# Yogurt Maker



## dcrose

Anyone have a recommendation for a yogurt maker? I am tired of using a gallon jar with a heating pad underneath covered with a towel. Works great but very bulky and takes up alot of precious counter space :/


----------



## Trysta

I love the glass jar method, but I have a box with some blankets in my bedroom. Do not need a heating pad, just wrap it in a towel and then the blanket-box. Works perfectly every time, and it doesn't take up space in my kitchen!


----------



## [email protected]

I use a quart or half gallon jar on a candle warmer thingy. :/ When not making yogurt, it's used as a candle warmer LOL or I also unplug it and shove it under my pan of lotion to tilt when I'm bottling.


----------



## dcrose

:biggrin Never thought to use the candle heater thing lol Thanks for your help!


----------



## nightskyfarm

I have the 1 quart Salton and have used it for years. Works very well and they are not expensive, so to do more get 2. The Mason jar with the heating pad in a cooler also does the trick.


----------



## Cotton Eyed Does

What do you set the heating pad on? High or Low?


----------



## Bella Star

> I have the 1 quart Salton and have used it for years. Works very well and they are not expensive,


 I have and use the Salton like Jennifer above and have also used it for years.


----------



## nightskyfarm

The heating pad would be on low. The trouble with the new ones is that they shut off after 20 min or so. I would also use an insulated cooler.


----------



## tlcnubians

Not sure of the manufacturer of the yogurt maker that New England Cheesemaking sells, but it's like the one made by Salton. I've had mine for a year or so and really love it. Now I see they're selling a "top tier" to it that will allow you to add 7 more glass jars (for a total batch of 14 jars). And they sell sets of 8 six-ounce jars and lids for $19.95.


----------



## Trysta

My biggest problem with the 'fancy' yoghurt makers is not the quality of yoghurt, 'cause I'm sure it's fine, but how little they produce at a time and how much counter space they take. My method with the blanket box is very old fashioned (actually, it should be straw in the box, but I'm putting my foot down on NO straw _intentionally_ brought into the house  ), but for me it has been absolutely fool proof. I make one gallon jar and two half gallon jars at a time, so since that's quite a bit I've had it where the last one was a bit on the cool side when put away (never to hot, 'cause then the culture won't work), but I have never had a bad batch of yoghurt EVER. Sometimes thinner than other, especially when I just started, but now my yoghurt is really good AND out of the kitchen, where I need all the space I have!


----------



## Greylady

RE:


tlcnubians said:


> Not sure of the manufacturer of the yogurt maker that New England Cheesemaking sells, but it's like the one made by Salton. I've had mine for a year or so and really love it. Now I see they're selling a "top tier" to it that will allow you to add 7 more glass jars (for a total batch of 14 jars). And they sell sets of 8 six-ounce jars and lids for $19.95.
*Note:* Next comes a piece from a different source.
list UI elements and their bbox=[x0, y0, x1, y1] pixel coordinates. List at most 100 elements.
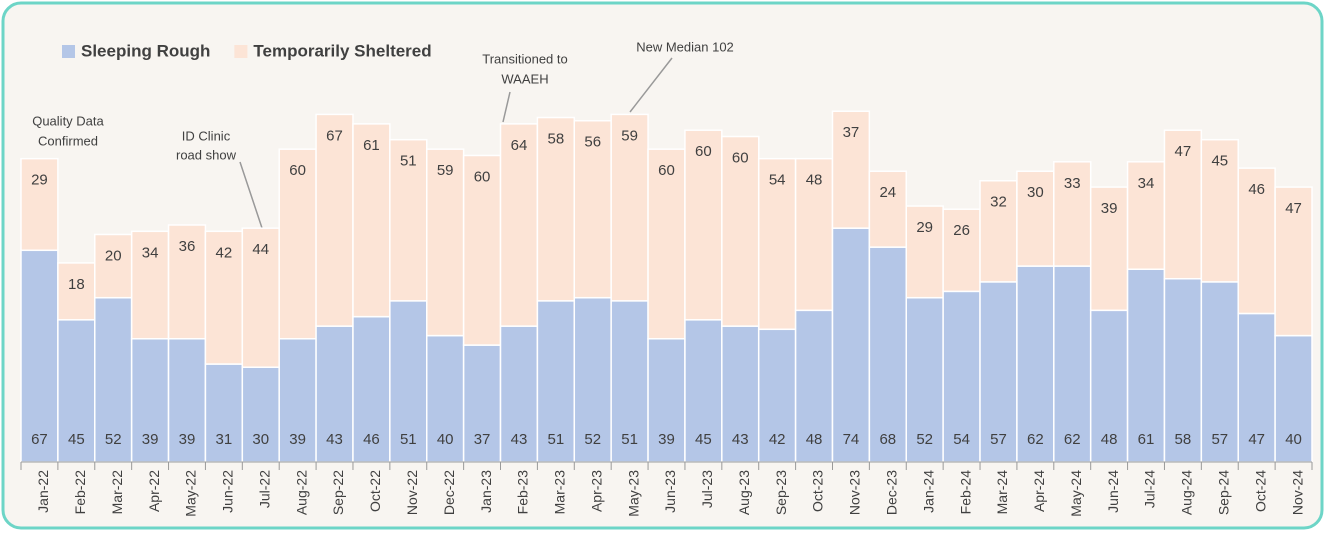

Caroline, How did you like using this yogurt maker? Are there special recipes to use with it?


----------



## tlcnubians

Betty - I'm still enjoying my yogurt maker and it did come with a booklet. To make the yogurt itself, you just use the culture sold by New England Cheesemaking although you could probably culture your milk with unflavored store bought yogurt, just so long as it had active cultures in it.


----------



## Greylady

Got the yogurt maker! Made some great yogurt. Like that it counts down the hours. I put it on at night and in the morning it is ready. Mine came out creamy and not thin! I used the culture sent with it. Even hubby who does not "like" yogurt eats it. He said it was in no way like the store bought which he absolutely did not like. Planning to get a top tier soon.


----------



## swgoats

Really Betty? Now I am intrigued. I hate cultured products generally. Hate anything with tang - like yogurt, knifer or vinegar. Sort of tolerate a sip of kombucha. I really want to like yogurt...


----------



## Greylady

When I was heating the milk, I was interupted and it heated too high almost to 200. I immediately put it in ice water and cooled it down to temp to put in culture. Poured into jars and into maker. It came out creamy with no whang. I sweetened with liquid stevia ( no sugar / diabetic) and added vanilla. It was great with chopped fresh cherries too.


----------



## Cotton Eyed Does

I use my chick incubator.


----------



## In it for the Bucks!

What incubator do you have Christine?? Sounds like a great idea. Can't believe I never thought of that.


----------